A trajetória dos Objetivos de Desenvolvimento Sustentável (ODS) no Brasil é marcada por momentos de forte protagonismo, períodos de retrocesso e a recente retomada da agenda por parte do governo federal.
As bases dos ODS foram lançadas na Conferência das Nações Unidas sobre Desenvolvimento Sustentável (Rio+20), realizada no Rio de Janeiro em 2012, o primeiro mandato da presidenta Dilma Rousseff. O Brasil teve papel ativo nas negociações intergovernamentais que culminaram na adoção oficial da Agenda 2030, em setembro de 2015.
Para integrar e implementar a agenda no país, durante o segundo mandato da presidenta Dilma, foi instituída a Comissão Nacional para os Objetivos de Desenvolvimento Sustentável (CNODS) em 2016. Esse colegiado envolvia ministérios, sociedade civil, setor privado e governos locais para monitorar os avanços dos ODS no país.
Em 2019, durante o governo de Jair Bolsonaro houve uma mudança radical: a Comissão Nacional foi extinta, sendo considerada uma agenda desnecessária. Tal decisão gerou fortes críticas e fez com que estados, municípios e a sociedade civil assumissem o protagonismo na implementação da Agenda 2030.

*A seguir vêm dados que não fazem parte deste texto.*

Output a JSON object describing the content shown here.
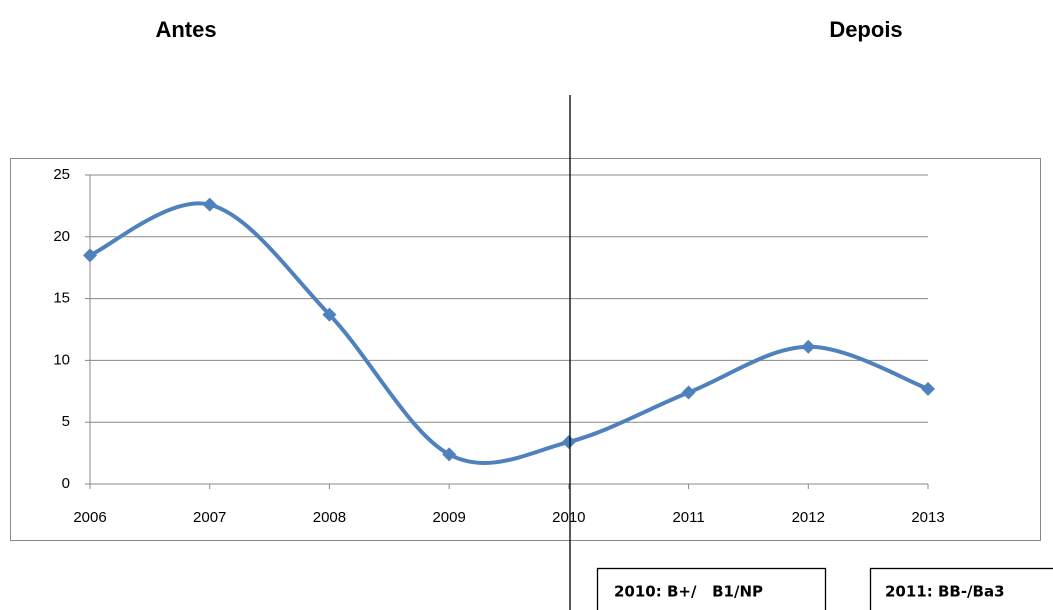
{
  "chart_data": {
    "type": "line",
    "categories": [
      "2006",
      "2007",
      "2008",
      "2009",
      "2010",
      "2011",
      "2012",
      "2013"
    ],
    "series": [
      {
        "color": "#4f81bd",
        "values": [
          18.5,
          22.6,
          13.7,
          2.4,
          3.4,
          7.4,
          11.1,
          7.7
        ]
      }
    ],
    "ylim": [
      0,
      25
    ],
    "yticks": [
      0,
      5,
      10,
      15,
      20,
      25
    ],
    "grid": true
  },
  "annotations": {
    "left_heading": "Antes",
    "right_heading": "Depois",
    "box_2010": "2010: B+/   B1/NP",
    "box_2011": "2011: BB-/Ba3"
  }
}
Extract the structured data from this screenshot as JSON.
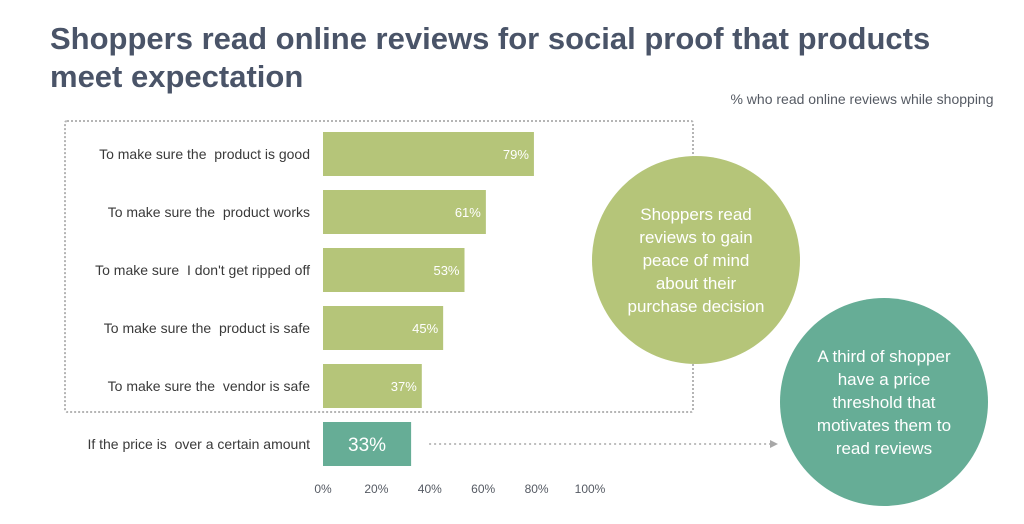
{
  "title": "Shoppers read online reviews for social proof that products meet expectation",
  "subtitle": "% who read online reviews while shopping",
  "callout_green": "Shoppers read reviews to gain peace of mind about their purchase decision",
  "callout_teal": "A third of shopper have a price threshold that motivates them to read reviews",
  "colors": {
    "bar_green": "#b5c579",
    "bar_teal": "#66ad96",
    "title": "#4a5468",
    "text": "#3a3a3a"
  },
  "chart_data": {
    "type": "bar",
    "orientation": "horizontal",
    "categories": [
      "To make sure the  product is good",
      "To make sure the  product works",
      "To make sure  I don't get ripped off",
      "To make sure the  product is safe",
      "To make sure the  vendor is safe",
      "If the price is  over a certain amount"
    ],
    "values": [
      79,
      61,
      53,
      45,
      37,
      33
    ],
    "value_labels": [
      "79%",
      "61%",
      "53%",
      "45%",
      "37%",
      "33%"
    ],
    "xlim": [
      0,
      100
    ],
    "x_ticks": [
      0,
      20,
      40,
      60,
      80,
      100
    ],
    "x_tick_labels": [
      "0%",
      "20%",
      "40%",
      "60%",
      "80%",
      "100%"
    ],
    "highlight_index": 5,
    "grid": false
  }
}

Com a eleição do governo Lula em 2023, a Comissão Nacional para os ODS foi recriada. O Brasil voltou a apresentar relatórios periódicos na ONU e este ano promove a 1ª Conferência Nacional dos Objetivos de Desenvolvimento Sustentável, de 30 de junho a 2 de julho, em Brasília.
Segundo dados do Instituto de Pesquisa Econômica Aplicada (Ipea), o país já cumpriu uma parcela das metas globais, mas ainda enfrenta vários desafios, especialmente o de combater desigualdades históricas para alcançar o restante da Agenda até 2030.
A sociedade civil brasileira assumiu para si o papel de monitorar de forma independente o cumprimento das metas. Criou-se, em finais de 2014, o Grupo de Trabalho para a Agenda 2030 (GT Agenda 2030), do qual o Inesc faz parte. Desde 2017, o GT lança anualmente o Relatório Luz que visa fazer um balanço da situação de cada um dos 17 ODS no Brasil. Das nove edições publicadas até o momento, o Inesc participou de 8. Atualmente, contribuímos na elaboração dos capítulos sobre ODS 4 (Educação), 5 (Igualdade de Gênero), 7 (Energia) e 11 (Cidades). Nosso aporte tem sido essencialmente o de monitoramento dos gastos da União em relação a esses objetivos.
O Inesc também tem tido papel relevante na construção do ODS 18, sugerido pelo Brasil de forma voluntária em 2023, no âmbito da Assembleia Geral das Nações Unidas, e que tem como objetivo eliminar o racismo no mundo.